New NAR data shows a housing market that, despite improving sales, still deals with tight credit.

The National Association of Realtors (NAR) released its July housing data yesterday, and though the data showed a marked improvement from July of 2010, it also showed a housing market that continues to continues to grapple with tougher financing.

Existing home sales, which include single-family homes, townhomes, condominiums, and co-ops, were down 3.5 percent from June to July; however, the July sales are a 21 percent boost from the July 2010 totals, though the number may reflect more the unusual market conditions of the 2010 home buyer tax credit than the current market (Houston, for example, has seen similar housing data for July).

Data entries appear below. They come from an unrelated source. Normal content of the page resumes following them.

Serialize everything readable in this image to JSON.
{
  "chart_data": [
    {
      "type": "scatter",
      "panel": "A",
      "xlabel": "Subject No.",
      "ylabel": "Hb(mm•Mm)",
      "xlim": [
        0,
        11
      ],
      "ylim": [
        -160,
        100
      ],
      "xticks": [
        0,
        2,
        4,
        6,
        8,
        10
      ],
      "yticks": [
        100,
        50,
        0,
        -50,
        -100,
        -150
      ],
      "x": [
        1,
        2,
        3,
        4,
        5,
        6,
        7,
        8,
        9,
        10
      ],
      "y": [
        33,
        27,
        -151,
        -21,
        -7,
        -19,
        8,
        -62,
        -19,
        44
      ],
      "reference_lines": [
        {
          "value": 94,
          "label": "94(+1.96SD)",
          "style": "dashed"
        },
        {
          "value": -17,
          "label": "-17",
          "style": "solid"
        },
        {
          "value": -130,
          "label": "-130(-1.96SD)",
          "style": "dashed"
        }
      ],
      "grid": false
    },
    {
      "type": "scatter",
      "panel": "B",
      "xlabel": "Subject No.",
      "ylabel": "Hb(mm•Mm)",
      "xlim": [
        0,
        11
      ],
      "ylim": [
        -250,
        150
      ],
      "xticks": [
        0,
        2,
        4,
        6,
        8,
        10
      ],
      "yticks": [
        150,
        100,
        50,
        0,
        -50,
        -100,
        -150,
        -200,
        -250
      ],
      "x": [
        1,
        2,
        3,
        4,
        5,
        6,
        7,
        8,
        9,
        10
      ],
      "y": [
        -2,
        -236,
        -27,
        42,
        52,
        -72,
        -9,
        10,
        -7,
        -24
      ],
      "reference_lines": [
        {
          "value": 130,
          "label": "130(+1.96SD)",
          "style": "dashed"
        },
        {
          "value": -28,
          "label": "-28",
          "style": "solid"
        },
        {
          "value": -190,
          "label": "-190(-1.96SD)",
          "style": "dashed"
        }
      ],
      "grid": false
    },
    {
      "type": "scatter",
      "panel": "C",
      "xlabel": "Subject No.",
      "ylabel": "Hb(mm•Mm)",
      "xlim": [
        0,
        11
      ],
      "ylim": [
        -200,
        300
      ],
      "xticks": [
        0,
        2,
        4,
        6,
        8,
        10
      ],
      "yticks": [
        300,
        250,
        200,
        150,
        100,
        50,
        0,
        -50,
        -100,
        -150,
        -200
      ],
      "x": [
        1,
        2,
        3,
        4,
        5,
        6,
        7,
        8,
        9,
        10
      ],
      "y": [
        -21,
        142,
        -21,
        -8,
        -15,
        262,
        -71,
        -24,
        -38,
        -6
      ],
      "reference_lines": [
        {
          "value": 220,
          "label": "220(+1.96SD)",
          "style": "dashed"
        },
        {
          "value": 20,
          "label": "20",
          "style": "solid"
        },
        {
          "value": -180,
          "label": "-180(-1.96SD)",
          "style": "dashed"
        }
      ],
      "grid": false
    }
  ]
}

The main takeaway from the housing data, though, was contract failures, which were reported by 16 percent of NAR members. Contract failures are cancellations that arise from declined mortgage applications or failed loan underwrites because of lower-than-expected appraisal values. Additionally, 9 percent of members reported delayed contacts because of low appraisals, and another 13 percent said that their contracts were renegotiated to lower prices because appraisals were below the initially agreed price.

Lawrence Yun, the NAR chief economist, said the data reflects the tight financing options that complicate housing’s recovery.

“Affordability conditions this year have been the most favorable on record dating back to 1970, but many buyers are being held back because banks are offering financing to only the most highly qualified borrowers, ignoring a large share of otherwise creditworthy buyers,” Yun said. “Those potential buyers represent the difference between an uneven recovery and a much more robust housing market that could stimulate additional economic activity and create jobs.”

Ron Phipps, the president of the NAR and the president of Phipps Realty in Warwick, R.I., was similarly frustrated with the appraisal data.

“For both mortgage credit and home appraisals, there’s been a parallel pendulum swing from very loose standards which led to the housing boom, to unnecessarily restrictive practices as an overreaction to the housing correction,” Phipps said. “To a great extent, banks are exerting influence on appraised valuations with negative impacts for both home sales and prices.”

The tight financing is made all the more difficult in the face of historically low interest rates. Just yesterday, Freddie Mac announced that its 30-year Fixed Mortgage Rate is now at an all-time low.